P.E.I. plant traffic blocked for Japanese beetle

The Canadian Food Inspection Agency has slapped new restrictions on the movement of all plants, including plants with soil, off Prince Edward Island in a bid to contain the Japanese beetle.

The Japanese beetle is an invasive pest that’s most commonly spread when people move infested plants, CFIA said in a release Friday.

The new restrictions mean these “regulated materials” can’t be moved from P.E.I. to a province that is not regulated for the pest, unless the party moving the plant gets prior approval from CFIA. Fines and/or prosecution await anyone caught moving plants without CFIA approval, the agency said.
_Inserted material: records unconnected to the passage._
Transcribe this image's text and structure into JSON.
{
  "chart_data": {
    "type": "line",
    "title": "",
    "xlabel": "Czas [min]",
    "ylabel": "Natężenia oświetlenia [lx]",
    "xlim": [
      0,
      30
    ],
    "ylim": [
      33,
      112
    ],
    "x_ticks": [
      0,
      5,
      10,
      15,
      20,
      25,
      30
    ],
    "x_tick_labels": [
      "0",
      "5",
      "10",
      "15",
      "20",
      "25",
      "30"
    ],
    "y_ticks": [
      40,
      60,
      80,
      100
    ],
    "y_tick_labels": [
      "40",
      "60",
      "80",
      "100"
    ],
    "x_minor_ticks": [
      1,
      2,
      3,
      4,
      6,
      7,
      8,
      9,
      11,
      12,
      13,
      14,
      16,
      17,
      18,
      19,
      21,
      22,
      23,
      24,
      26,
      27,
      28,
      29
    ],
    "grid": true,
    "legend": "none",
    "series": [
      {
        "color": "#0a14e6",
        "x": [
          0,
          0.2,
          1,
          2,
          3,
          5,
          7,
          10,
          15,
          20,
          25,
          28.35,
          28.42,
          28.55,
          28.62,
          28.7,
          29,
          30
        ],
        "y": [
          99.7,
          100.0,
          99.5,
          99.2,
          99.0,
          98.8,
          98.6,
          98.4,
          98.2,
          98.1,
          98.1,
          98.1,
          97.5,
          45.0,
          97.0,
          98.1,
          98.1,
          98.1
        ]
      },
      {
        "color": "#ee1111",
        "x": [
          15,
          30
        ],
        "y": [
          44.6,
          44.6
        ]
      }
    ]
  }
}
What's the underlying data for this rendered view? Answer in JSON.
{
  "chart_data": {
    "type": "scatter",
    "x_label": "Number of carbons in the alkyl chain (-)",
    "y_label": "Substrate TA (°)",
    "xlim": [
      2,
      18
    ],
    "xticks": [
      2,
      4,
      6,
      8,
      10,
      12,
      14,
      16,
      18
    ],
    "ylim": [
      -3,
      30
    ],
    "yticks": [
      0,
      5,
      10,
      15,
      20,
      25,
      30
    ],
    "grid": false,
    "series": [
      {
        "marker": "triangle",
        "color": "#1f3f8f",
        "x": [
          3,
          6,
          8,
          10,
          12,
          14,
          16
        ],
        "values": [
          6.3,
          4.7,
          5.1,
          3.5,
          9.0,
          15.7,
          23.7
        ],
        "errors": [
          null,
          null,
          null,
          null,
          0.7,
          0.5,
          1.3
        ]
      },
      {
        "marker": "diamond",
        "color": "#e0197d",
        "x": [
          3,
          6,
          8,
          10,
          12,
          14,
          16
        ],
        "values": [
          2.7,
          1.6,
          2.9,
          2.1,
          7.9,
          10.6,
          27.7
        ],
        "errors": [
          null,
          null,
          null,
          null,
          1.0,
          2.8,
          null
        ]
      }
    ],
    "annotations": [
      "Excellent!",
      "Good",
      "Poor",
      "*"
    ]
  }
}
However, plants can be freely moved within the province and to other provinces already regulated for the pest, which so far include Nova Scotia, New Brunswick, Ontario, and Quebec, CFIA said.

CFIA first found Japanese beetles in P.E.I. last year through a plant pest survey it completed in the fall. The survey pointed to an “established population” of the beetle, which led CFIA to put regulatory control measures in place for the province.

The Japanese beetle attacks roots, foliage and fruit on over 250 host plants, including corn, asparagus, grape, apple, blueberries, raspberries, blackberries, elm, maple, roses and zinnias, CFIA said. Japanese beetle larvae favour turf grass as their host material, while adults feed on the leaves and fruit of a “wide variety” of host plants.

The beetle is native to the main islands of Japan, but is hardly new to North America. It was first discovered on this continent in New Jersey in 1916 and first recorded in Canada at Yarmouth, N.S., in 1939.

Apart from the four provinces now restricted for Japanese beetle, the pest is also found in over 30 states. Among states bordering with Canada, North Dakota, Montana, Idaho and Alaska are still considered “non-infested.”

The beetle has been detected in Washington state, but an infestation hasn’t been confirmed. Other states such as Minnesota, Michigan, New Hampshire and Maine, are considered “partially infested.” New York and Vermont are among the states considered infested.